As for me and my equipment, I get a needle setup for the viscosity of the material that I will be spraying. Then I set the needle so I can pull a full stroke. And on my last coat, I thin 10% and lay out a great finish. Sounds like you need to talk to your suppliers a bit more and go from there.



From contributor H:
It's all in your knowledge of dialing in your equipment and your technique and hopefully if you’re competent enough to know this much you should be up on your product knowledge as well.
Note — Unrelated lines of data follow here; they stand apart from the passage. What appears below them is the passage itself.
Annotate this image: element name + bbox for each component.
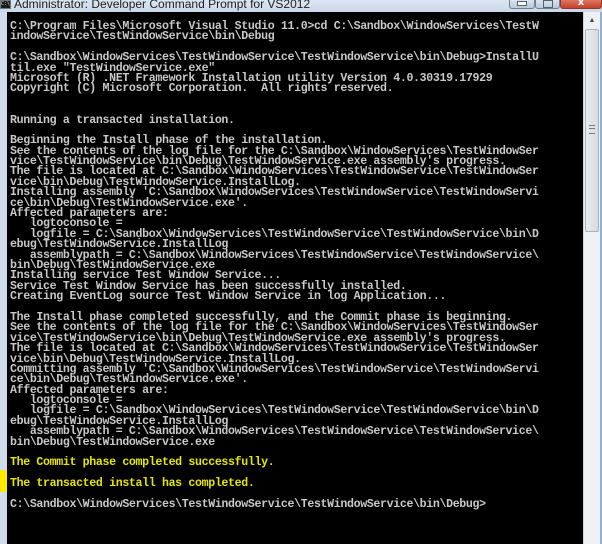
maximize-icon (542, 0, 553, 8)
minimize-button[interactable] (509, 0, 535, 9)
console-line: The Commit phase completed successfully. (10, 456, 275, 470)
vertical-scrollbar[interactable]: ▲ (583, 12, 600, 544)
maximize-button[interactable] (535, 0, 560, 9)
console-line: indowService\TestWindowService\bin\Debug (10, 30, 275, 44)
console-lines: C:\Program Files\Microsoft Visual Studio… (10, 20, 539, 511)
console-line: Copyright (C) Microsoft Corporation. All… (10, 82, 394, 96)
console-line: bin\Debug\TestWindowService.exe (10, 435, 215, 449)
scrollbar-thumb[interactable] (585, 29, 599, 232)
console-line: Creating EventLog source Test Window Ser… (10, 290, 447, 304)
text-highlight-marker (0, 470, 7, 492)
title-bar[interactable]: C:\ Administrator: Developer Command Pro… (0, 0, 602, 12)
grip-icon (589, 125, 595, 134)
scroll-up-icon: ▲ (588, 16, 596, 24)
cmd-icon[interactable]: C:\ (0, 0, 11, 9)
console-line: Running a transacted installation. (10, 113, 235, 127)
close-button[interactable]: x (560, 0, 602, 9)
console-line: C:\Sandbox\WindowServices\TestWindowServ… (10, 497, 486, 511)
console-line: The transacted install has completed. (10, 477, 255, 491)
window-title: Administrator: Developer Command Prompt … (14, 0, 311, 11)
minimize-icon (517, 1, 527, 6)
scroll-up-button[interactable]: ▲ (584, 12, 600, 28)
console-output[interactable]: C:\Program Files\Microsoft Visual Studio… (7, 12, 583, 544)
command-prompt-window: C:\ Administrator: Developer Command Pro… (0, 0, 602, 544)
close-icon: x (577, 0, 585, 8)
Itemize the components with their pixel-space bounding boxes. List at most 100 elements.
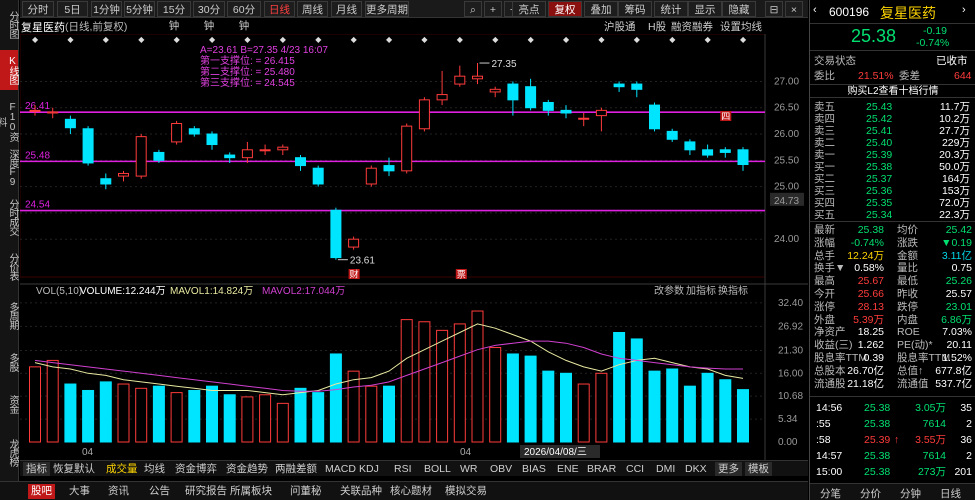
switch-indicator-btn[interactable]: 换指标: [718, 284, 748, 297]
volume-bar[interactable]: [737, 389, 749, 443]
candle[interactable]: [365, 165, 377, 187]
event-marker-icon[interactable]: ◆: [209, 35, 216, 44]
bottom-tab-9[interactable]: 模拟交易: [445, 484, 487, 499]
link-set-ma[interactable]: 设置均线: [720, 19, 762, 34]
quote-tab-1[interactable]: 分价: [860, 486, 881, 500]
candle[interactable]: [525, 78, 537, 111]
bids-price[interactable]: 25.35: [866, 197, 892, 209]
event-marker-icon[interactable]: ◆: [32, 35, 39, 44]
quote-tab-2[interactable]: 分钟: [900, 486, 921, 500]
indicator-tab-8[interactable]: KDJ: [359, 462, 379, 476]
indicator-tab-3[interactable]: 均线: [144, 462, 165, 476]
volume-bar[interactable]: [524, 355, 537, 443]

There are one or two other things that will get you from good finish jobs to great finishes and that is adjusting for the weather conditions and also the jobsite or shop conditions as well. Also the idea that buying great spray equipment will go hand in hand with great tech support isn't always a given. Heating your material is a great way to lower viscosity of a coating but will only cause you more headaches with the VOC compliant finishes based on acetone, You'll just wind up dropping in retarder to slow down the drying rate. I have never used a viscosity cup only because of all the reasons that have been said although it would have came in handy when I was starting out to get myself at least into the ballpark. I also learned by the old stir stick drip rate scientific tool method. Another problem we have in CA is the fact that if you thin too much and get caught by the air cops, we run the risk of some pretty hefty fines.